Психотерапевт поправляет на носу очки. Он выглядит лет на пятьдесят семь или пятьдесят восемь, хотя на самом деле ему уже шестьдесят два. Его темно-каштановые волосы подернуты сединой. Он одет в потертые джинсы, которые сидят на нем не очень хорошо, и в свитер с бежевыми, темно-синими и пурпурно-красными ромбами и полосками – вертикальными и диагональными. Свитер тоже сидит неважно. На столе лежат блокнот и ручка, но доктор почти никогда ими не пользуется. Голос у него не глубокий и не успокаивающий, как можно было бы ожидать, а довольно резкий и неприятный. Иногда он даже раздражает меня. Вообще доктор похож не столько на психотерапевта, сколько на банковского служащего или клерка, который только и делает, что просит вас минутку подождать.
Доктор закидывает ногу на ногу. Кстати, он всегда сидит в одной и той же позе и каждые несколько минут трет левую бровь пальцами правой руки. Еще я знаю, что он разведен. У него есть постоянная подружка, хотя живут они раздельно.
Я хожу к нему на прием уже восемь месяцев, раз в неделю. Каждый сеанс стоит мне восемьдесят фунтов. Я прихожу по понедельникам, в дневное время, и провожу здесь по полтора часа. Происшествие, из-за которого я несколько часов проторчала в полицейском участке, случилось вчера. Сегодня я уже почти не думаю о нем.
Я разговариваю, не переставая помогать себе руками. Время от времени я хватаюсь за колени и притягиваю их к груди – теперь, когда мне не мешает живот, я делаю это гораздо чаще. Во время сеансов я всегда сижу в низком кресле, хотя в кабинете есть диван. Задумываясь о чем-нибудь, я провожу рукой по голове ото лба к затылку – не слишком сильно, а слегка, едва касаясь волос. Сегодня на мне обтягивающие джинсы в вертикальную, едва заметную полоску, которая стройнит ноги. Еще на мне тонкая черная блузка с большим жестким воротничком. На губах – бесцветный блеск. Тушь я наношу очень щедро, но только на самые корни ресниц, чтобы они казались гуще и длиннее, не слипаясь.

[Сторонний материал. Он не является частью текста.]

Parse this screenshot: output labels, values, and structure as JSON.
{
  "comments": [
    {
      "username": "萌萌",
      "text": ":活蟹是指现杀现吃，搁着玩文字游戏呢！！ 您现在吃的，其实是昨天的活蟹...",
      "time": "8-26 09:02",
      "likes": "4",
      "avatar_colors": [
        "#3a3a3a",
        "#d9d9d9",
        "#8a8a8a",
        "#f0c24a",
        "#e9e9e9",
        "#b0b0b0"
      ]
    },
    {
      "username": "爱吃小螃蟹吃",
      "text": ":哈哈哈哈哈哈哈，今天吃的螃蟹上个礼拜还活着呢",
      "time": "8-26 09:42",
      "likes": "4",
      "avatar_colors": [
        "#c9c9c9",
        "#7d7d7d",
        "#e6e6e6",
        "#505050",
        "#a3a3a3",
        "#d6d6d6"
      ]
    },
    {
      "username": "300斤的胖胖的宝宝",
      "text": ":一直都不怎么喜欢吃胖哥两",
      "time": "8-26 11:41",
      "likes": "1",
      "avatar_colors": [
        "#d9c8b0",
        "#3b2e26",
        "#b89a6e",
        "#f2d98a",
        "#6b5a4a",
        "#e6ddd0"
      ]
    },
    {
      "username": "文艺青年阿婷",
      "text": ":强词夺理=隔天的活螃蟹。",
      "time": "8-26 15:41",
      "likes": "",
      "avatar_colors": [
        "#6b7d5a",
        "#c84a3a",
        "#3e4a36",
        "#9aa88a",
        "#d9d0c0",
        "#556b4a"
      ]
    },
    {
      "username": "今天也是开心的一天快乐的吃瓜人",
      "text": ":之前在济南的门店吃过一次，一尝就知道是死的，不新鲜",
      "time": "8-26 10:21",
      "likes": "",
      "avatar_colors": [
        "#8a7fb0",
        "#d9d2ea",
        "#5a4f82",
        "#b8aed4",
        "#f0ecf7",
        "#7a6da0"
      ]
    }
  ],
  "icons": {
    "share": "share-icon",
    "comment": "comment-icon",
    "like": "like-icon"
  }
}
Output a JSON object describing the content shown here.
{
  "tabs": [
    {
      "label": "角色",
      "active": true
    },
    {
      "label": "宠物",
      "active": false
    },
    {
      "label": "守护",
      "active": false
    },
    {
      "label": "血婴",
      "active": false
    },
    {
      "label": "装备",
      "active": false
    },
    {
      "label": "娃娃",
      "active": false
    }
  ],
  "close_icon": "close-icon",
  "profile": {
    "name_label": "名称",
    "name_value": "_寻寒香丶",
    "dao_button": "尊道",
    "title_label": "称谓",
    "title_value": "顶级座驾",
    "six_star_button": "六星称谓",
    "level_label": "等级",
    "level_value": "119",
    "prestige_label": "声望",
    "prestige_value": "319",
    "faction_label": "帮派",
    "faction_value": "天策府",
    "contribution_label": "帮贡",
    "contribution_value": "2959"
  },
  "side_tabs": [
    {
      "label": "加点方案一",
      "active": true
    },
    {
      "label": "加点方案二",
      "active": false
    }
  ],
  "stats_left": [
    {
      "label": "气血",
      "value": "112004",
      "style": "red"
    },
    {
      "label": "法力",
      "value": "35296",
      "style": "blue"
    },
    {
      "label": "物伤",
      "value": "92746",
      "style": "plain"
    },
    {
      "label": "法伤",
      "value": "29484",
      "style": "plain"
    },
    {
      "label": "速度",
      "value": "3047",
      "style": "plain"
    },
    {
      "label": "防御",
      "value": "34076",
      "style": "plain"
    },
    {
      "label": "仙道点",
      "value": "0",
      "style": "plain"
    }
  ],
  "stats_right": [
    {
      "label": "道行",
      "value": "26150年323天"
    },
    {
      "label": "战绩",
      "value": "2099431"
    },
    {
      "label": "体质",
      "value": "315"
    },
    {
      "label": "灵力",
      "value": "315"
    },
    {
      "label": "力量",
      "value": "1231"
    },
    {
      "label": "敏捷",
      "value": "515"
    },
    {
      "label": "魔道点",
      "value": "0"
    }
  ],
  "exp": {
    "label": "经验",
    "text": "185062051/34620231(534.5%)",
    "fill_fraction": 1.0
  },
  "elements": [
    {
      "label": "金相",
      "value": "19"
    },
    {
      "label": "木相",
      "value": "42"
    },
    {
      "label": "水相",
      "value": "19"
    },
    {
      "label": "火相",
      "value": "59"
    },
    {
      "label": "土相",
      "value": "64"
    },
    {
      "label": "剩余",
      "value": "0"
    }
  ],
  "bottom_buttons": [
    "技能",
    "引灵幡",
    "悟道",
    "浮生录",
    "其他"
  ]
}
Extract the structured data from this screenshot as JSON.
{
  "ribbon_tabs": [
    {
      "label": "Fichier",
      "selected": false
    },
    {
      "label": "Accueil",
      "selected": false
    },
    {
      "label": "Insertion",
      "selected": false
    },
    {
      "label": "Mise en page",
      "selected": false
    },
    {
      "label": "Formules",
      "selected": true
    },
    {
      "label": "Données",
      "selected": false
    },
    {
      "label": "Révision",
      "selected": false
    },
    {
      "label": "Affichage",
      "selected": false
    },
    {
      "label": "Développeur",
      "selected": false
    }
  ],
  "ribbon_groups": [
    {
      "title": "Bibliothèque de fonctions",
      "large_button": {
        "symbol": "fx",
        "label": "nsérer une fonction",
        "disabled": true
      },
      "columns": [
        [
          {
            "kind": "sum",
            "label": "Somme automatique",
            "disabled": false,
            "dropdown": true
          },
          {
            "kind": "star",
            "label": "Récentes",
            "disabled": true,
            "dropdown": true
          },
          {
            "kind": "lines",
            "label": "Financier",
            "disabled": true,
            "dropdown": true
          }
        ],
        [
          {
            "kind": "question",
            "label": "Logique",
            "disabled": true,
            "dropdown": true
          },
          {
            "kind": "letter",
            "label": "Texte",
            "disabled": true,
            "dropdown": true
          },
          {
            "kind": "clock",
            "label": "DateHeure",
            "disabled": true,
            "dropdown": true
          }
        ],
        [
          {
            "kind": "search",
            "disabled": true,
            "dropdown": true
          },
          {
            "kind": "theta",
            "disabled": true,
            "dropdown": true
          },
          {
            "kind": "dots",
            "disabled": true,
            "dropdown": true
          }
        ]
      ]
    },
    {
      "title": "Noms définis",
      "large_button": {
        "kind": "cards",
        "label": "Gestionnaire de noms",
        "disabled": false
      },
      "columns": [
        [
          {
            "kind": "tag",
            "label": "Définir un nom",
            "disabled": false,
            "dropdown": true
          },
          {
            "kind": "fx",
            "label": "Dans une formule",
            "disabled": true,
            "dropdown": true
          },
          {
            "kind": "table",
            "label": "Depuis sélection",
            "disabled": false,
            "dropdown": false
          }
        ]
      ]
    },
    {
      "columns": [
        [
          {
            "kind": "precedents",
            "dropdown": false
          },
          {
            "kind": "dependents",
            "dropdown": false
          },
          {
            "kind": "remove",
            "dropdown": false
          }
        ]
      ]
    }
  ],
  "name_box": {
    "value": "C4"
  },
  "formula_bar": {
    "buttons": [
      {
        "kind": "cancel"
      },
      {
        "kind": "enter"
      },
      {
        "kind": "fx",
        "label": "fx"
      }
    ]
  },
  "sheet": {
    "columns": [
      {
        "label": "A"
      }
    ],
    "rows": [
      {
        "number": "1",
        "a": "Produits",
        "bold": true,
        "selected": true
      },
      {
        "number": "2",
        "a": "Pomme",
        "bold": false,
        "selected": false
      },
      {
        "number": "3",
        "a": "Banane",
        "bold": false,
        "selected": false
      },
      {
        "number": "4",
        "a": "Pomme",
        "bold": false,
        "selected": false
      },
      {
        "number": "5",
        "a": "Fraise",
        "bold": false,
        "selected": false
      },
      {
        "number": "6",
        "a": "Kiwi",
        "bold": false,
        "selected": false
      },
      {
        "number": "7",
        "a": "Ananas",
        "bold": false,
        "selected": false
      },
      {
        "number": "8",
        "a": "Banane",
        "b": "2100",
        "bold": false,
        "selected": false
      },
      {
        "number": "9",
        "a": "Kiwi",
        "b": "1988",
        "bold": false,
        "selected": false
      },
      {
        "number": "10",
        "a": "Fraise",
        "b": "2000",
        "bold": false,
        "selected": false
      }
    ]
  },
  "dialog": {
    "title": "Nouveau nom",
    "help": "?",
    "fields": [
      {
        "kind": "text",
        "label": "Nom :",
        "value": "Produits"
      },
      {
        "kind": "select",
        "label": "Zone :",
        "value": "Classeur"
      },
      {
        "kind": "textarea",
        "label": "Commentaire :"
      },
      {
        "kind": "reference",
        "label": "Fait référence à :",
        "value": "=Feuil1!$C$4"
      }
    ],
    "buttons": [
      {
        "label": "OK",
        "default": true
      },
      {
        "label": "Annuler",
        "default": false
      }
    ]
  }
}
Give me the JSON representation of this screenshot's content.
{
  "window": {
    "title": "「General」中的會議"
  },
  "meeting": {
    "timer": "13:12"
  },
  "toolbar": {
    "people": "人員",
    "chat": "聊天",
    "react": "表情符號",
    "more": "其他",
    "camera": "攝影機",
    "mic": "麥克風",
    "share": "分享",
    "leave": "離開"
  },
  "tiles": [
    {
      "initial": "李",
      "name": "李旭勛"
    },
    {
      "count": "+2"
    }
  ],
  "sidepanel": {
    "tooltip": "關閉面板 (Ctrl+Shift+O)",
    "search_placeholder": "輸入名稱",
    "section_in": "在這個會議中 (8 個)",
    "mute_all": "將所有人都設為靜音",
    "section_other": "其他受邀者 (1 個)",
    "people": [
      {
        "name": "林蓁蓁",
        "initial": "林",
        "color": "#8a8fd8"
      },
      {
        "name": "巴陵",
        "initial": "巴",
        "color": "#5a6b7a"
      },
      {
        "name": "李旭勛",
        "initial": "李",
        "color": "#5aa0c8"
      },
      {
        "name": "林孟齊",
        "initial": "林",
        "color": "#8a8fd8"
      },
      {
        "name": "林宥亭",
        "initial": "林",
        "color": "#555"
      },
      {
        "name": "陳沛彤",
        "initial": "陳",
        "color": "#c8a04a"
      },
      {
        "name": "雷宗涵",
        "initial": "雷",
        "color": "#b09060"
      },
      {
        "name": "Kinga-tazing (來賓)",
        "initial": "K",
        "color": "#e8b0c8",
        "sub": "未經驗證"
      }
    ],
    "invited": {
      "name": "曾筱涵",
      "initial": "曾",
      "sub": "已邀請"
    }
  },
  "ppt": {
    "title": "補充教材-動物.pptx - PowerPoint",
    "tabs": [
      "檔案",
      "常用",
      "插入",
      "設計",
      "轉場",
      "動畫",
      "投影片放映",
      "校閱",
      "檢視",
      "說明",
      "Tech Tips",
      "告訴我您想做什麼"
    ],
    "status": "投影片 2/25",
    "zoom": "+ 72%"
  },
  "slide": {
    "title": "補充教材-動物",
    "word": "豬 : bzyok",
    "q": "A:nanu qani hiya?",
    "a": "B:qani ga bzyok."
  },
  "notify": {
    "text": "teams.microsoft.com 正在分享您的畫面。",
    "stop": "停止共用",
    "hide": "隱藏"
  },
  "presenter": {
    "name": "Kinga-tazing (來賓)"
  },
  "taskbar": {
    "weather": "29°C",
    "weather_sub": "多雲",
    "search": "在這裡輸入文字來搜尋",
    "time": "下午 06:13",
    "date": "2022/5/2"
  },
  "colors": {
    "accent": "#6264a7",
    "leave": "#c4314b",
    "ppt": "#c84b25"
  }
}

Я регулярно крашу волосы в темно-каштановый цвет, поэтому вы никогда не догадались бы, что у меня начинает пробиваться седина. Нос у меня длиннее, чем я вижу в зеркале, скулы чуть выше, а лицо в последнее время стало не круглое, а довольно худое. На вид мне можно дать от двадцати шести до тридцати двух лет – в зависимости от того, у кого вы спросите. На самом деле мне двадцать восемь. Знакомые утверждают, что я стала выглядеть гораздо моложе после того, как сбросила вес. Сама я ничего подобного не чувствую.